AWT shutdown and daemon threads
About half a year ago Christopher Deckers had a guest spot post on this blog about a non-daemon WebStart thread that prevents JVM from exiting when you’re closing your last Swing window running under the DISPOSE_ON_CLOSE mode. To illustrate the problem with the current implementation of WebStart helper threads, he posted the following excerpt from the AWT threading documentation:
Prior to 1.4, the helper threads were never terminated. Starting with 1.4, the behavior has changed as a result of the fix for 4030718. With the current implementation, AWT terminates all its helper threads allowing the application to exit cleanly when the following three conditions are true:
- There are no displayable AWT or Swing components.

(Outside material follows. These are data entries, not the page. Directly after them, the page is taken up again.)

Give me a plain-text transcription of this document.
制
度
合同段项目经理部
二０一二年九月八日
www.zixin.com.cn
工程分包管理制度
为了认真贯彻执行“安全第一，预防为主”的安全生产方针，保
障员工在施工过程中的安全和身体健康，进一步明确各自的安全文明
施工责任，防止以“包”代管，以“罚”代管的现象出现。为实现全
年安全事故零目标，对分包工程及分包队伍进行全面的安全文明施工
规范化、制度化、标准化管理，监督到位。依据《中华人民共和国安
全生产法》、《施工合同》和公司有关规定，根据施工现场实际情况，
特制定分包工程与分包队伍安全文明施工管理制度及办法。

- There are no native events in the native event queue.
- There are no AWT events in java EventQueues.
There is an additional clarification to the last item in the same document:
Make sure that no method of AWT event listeners registered by the application with any AWT or Swing component can run into an infinite loop or hang indefinitely. For example, an AWT listener method triggered by some AWT event can post a new AWT event of the same type to the
EventQueue
. The argument is that methods of AWT event listeners are typically executed on helper threads.
So, as long as you don’t post another event from your event handler or hang indefinitely, you should be OK, right? That is not entirely correct, since the current implementation of the last item (at least in Sun’s VM) makes an additional restriction on shutting down the AWT queues in absence of events.

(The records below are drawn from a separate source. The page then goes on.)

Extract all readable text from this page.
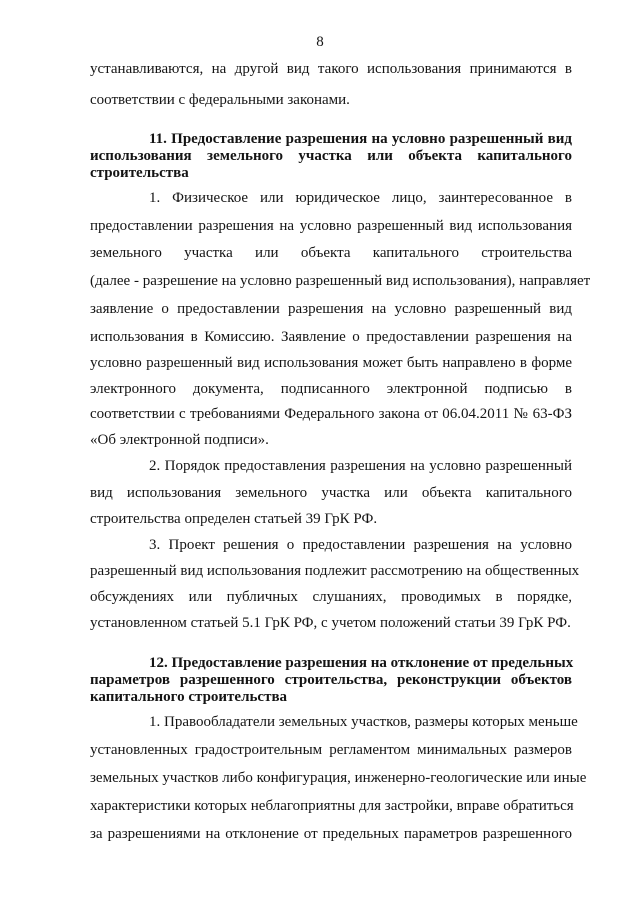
8
устанавливаются, на другой вид такого использования принимаются в
соответствии с федеральными законами.
11. Предоставление разрешения на условно разрешенный вид
использования земельного участка или объекта капитального
строительства
1. Физическое или юридическое лицо, заинтересованное в
предоставлении разрешения на условно разрешенный вид использования
земельного участка или объекта капитального строительства
(далее - разрешение на условно разрешенный вид использования), направляет
заявление о предоставлении разрешения на условно разрешенный вид
использования в Комиссию. Заявление о предоставлении разрешения на
условно разрешенный вид использования может быть направлено в форме
электронного документа, подписанного электронной подписью в
соответствии с требованиями Федерального закона от 06.04.2011 № 63-ФЗ
«Об электронной подписи».
2. Порядок предоставления разрешения на условно разрешенный
вид использования земельного участка или объекта капитального
строительства определен статьей 39 ГрК РФ.
3. Проект решения о предоставлении разрешения на условно
разрешенный вид использования подлежит рассмотрению на общественных
обсуждениях или публичных слушаниях, проводимых в порядке,
установленном статьей 5.1 ГрК РФ, с учетом положений статьи 39 ГрК РФ.
12. Предоставление разрешения на отклонение от предельных
параметров разрешенного строительства, реконструкции объектов
капитального строительства
1. Правообладатели земельных участков, размеры которых меньше
установленных градостроительным регламентом минимальных размеров
земельных участков либо конфигурация, инженерно-геологические или иные
характеристики которых неблагоприятны для застройки, вправе обратиться
за разрешениями на отклонение от предельных параметров разрешенного
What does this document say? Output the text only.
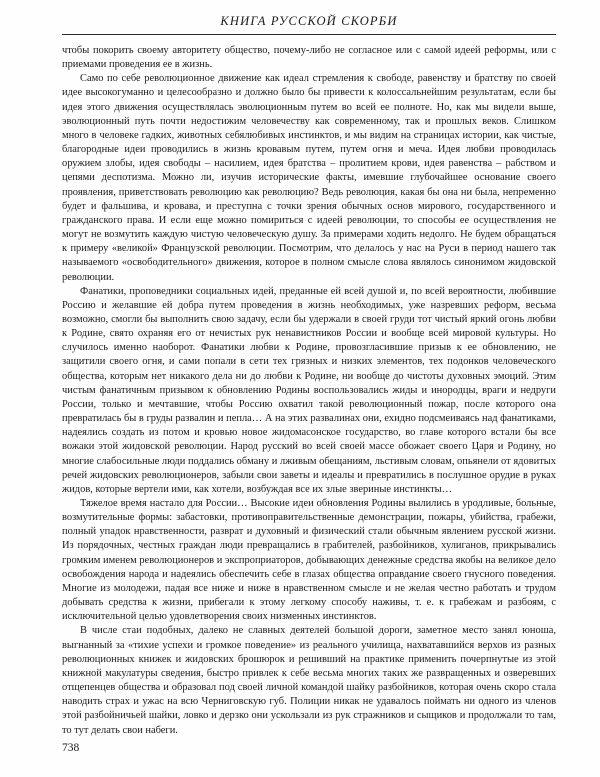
КНИГА РУССКОЙ СКОРБИ

чтобы покорить своему авторитету общество, почему-либо не согласное или с самой идеей реформы, или с приемами проведения ее в жизнь.

Само по себе революционное движение как идеал стремления к свободе, равенству и братству по своей идее высокогуманно и целесообразно и должно было бы привести к колоссальнейшим результатам, если бы идея этого движения осуществлялась эволюционным путем во всей ее полноте. Но, как мы видели выше, эволюционный путь почти недостижим человечеству как современному, так и прошлых веков. Слишком много в человеке гадких, животных себялюбивых инстинктов, и мы видим на страницах истории, как чистые, благородные идеи проводились в жизнь кровавым путем, путем огня и меча. Идея любви проводилась оружием злобы, идея свободы – насилием, идея братства – пролитием крови, идея равенства – рабством и цепями деспотизма. Можно ли, изучив исторические факты, имевшие глубочайшее основание своего проявления, приветствовать революцию как революцию? Ведь революция, какая бы она ни была, непременно будет и фальшива, и кровава, и преступна с точки зрения обычных основ мирового, государственного и гражданского права. И если еще можно помириться с идеей революции, то способы ее осуществления не могут не возмутить каждую чистую человеческую душу. За примерами ходить недолго. Не будем обращаться к примеру «великой» Французской революции. Посмотрим, что делалось у нас на Руси в период нашего так называемого «освободительного» движения, которое в полном смысле слова являлось синонимом жидовской революции.

Фанатики, проповедники социальных идей, преданные ей всей душой и, по всей вероятности, любившие Россию и желавшие ей добра путем проведения в жизнь необходимых, уже назревших реформ, весьма возможно, смогли бы выполнить свою задачу, если бы удержали в своей груди тот чистый яркий огонь любви к Родине, свято охраняя его от нечистых рук ненавистников России и вообще всей мировой культуры. Но случилось именно наоборот. Фанатики любви к Родине, провозгласившие призыв к ее обновлению, не защитили своего огня, и сами попали в сети тех грязных и низких элементов, тех подонков человеческого общества, которым нет никакого дела ни до любви к Родине, ни вообще до чистоты духовных эмоций. Этим чистым фанатичным призывом к обновлению Родины воспользовались жиды и инородцы, враги и недруги России, только и мечтавшие, чтобы Россию охватил такой революционный пожар, после которого она превратилась бы в груды развалин и пепла… А на этих развалинах они, ехидно подсмеиваясь над фанатиками, надеялись создать из потом и кровью новое жидомасонское государство, во главе которого встали бы все вожаки этой жидовской революции. Народ русский во всей своей массе обожает своего Царя и Родину, но многие слабосильные люди поддались обману и лживым обещаниям, льстивым словам, опьянели от ядовитых речей жидовских революционеров, забыли свои заветы и идеалы и превратились в послушное орудие в руках жидов, которые вертели ими, как хотели, возбуждая все их злые звериные инстинкты…

Тяжелое время настало для России… Высокие идеи обновления Родины вылились в уродливые, больные, возмутительные формы: забастовки, противоправительственные демонстрации, пожары, убийства, грабежи, полный упадок нравственности, разврат и духовный и физический стали обычным явлением русской жизни. Из порядочных, честных граждан люди превращались в грабителей, разбойников, хулиганов, прикрывались громким именем революционеров и экспроприаторов, добывающих денежные средства якобы на великое дело освобождения народа и надеялись обеспечить себе в глазах общества оправдание своего гнусного поведения. Многие из молодежи, падая все ниже и ниже в нравственном смысле и не желая честно работать и трудом добывать средства к жизни, прибегали к этому легкому способу наживы, т. е. к грабежам и разбоям, с исключительной целью удовлетворения своих низменных инстинктов.

В числе стаи подобных, далеко не славных деятелей большой дороги, заметное место занял юноша, выгнанный за «тихие успехи и громкое поведение» из реального училища, нахватавшийся верхов из разных революционных книжек и жидовских брошюрок и решивший на практике применить почерпнутые из этой книжной макулатуры сведения, быстро привлек к себе весьма многих таких же развращенных и озверевших отщепенцев общества и образовал под своей личной командой шайку разбойников, которая очень скоро стала наводить страх и ужас на всю Черниговскую губ. Полиции никак не удавалось поймать ни одного из членов этой разбойничьей шайки, ловко и дерзко они ускользали из рук стражников и сыщиков и продолжали то там, то тут делать свои набеги.

738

The relevant class in Sun’s VM is sun.awt.AWTAutoShutdown and it has additional logic on top of the official documentation (relevant part is highlighted by me):
The internal AWTAutoShutdown logic secures that the single non-daemon thread is running when AWT is not in ready-to-shutdown state. This blocker thread is to prevent AWT from exiting since the toolkit thread is now daemon and all the event dispatch threads are started only when needed. Once it is detected that AWT is in ready-to-shutdown state this blocker thread waits for a certain timeout and if AWT state doesn’t change during timeout this blocker thread terminates all the event dispatch threads and exits.

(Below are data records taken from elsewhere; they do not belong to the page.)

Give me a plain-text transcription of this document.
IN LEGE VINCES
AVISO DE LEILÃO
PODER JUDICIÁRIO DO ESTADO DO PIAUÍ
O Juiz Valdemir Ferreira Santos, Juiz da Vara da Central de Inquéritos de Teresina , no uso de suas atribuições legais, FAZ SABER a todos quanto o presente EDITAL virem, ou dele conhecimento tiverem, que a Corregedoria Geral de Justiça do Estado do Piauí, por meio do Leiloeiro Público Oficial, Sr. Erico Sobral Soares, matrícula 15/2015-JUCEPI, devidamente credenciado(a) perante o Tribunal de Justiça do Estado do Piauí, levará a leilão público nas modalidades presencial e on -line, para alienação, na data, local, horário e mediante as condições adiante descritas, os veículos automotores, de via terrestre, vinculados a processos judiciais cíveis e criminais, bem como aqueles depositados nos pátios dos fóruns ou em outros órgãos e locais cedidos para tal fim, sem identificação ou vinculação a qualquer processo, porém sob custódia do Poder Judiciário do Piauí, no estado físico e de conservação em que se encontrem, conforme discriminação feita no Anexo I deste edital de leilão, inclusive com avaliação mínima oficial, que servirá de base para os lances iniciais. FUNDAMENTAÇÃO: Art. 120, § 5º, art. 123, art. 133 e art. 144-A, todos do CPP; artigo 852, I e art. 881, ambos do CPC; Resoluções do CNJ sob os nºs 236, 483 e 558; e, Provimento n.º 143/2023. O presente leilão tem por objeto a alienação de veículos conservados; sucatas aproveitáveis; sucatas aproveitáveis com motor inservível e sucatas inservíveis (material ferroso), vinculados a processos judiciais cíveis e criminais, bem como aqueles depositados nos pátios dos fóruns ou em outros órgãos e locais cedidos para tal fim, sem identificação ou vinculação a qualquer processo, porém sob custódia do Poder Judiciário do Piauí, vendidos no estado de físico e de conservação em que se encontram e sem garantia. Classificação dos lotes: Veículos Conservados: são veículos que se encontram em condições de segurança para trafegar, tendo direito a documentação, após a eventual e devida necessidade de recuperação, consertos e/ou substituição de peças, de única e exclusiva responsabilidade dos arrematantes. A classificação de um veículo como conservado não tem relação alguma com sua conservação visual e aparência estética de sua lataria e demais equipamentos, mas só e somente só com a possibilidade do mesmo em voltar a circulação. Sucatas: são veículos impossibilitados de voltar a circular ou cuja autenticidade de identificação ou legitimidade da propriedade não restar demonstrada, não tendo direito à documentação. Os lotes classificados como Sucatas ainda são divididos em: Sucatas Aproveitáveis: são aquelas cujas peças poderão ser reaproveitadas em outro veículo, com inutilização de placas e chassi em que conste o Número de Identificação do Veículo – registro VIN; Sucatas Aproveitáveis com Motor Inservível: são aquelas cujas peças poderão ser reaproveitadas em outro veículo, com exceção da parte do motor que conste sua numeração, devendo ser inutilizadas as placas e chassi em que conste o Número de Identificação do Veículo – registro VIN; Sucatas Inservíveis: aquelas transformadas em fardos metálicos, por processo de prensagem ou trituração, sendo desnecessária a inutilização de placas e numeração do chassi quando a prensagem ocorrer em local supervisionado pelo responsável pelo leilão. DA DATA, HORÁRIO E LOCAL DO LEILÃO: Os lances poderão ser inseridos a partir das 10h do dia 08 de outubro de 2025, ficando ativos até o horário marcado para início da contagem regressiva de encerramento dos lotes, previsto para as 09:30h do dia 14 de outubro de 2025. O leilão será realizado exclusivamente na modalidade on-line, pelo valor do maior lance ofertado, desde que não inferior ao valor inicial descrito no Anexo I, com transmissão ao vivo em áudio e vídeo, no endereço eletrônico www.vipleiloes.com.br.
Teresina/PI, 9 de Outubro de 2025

In the current implementation this timeout is 1000 ms (or one second). What this effectively means that AWT is not shutdown immediately after disposing the last window in your application and processing all pending events. Instead, it wakes every second, checks for any pending or processed events during the sleep and continues sleeping if there have been any such events.
How can this affect your application? In my case, i have a daemon thread that wakes up every 100ms and synchronizes the visual state of certain components. Since everything UI-related must run on the Event Dispatch Thread, i wrap each iteration loop inside the SwingUtilities.invokeLater (otherwise i run into sporadic deadlocks). As far as AWT is concerned, such an invocation is an event which effectively prevents AWT from shutting down.
Bottom line is that you should be careful with calling SwingUtilities.invokeLater from daemon threads in applications using DISPOSE_ON_CLOSE. Before calling that method you can check that the relevant component is visible and showing. If both are true it means that the window of that component is still not disposed.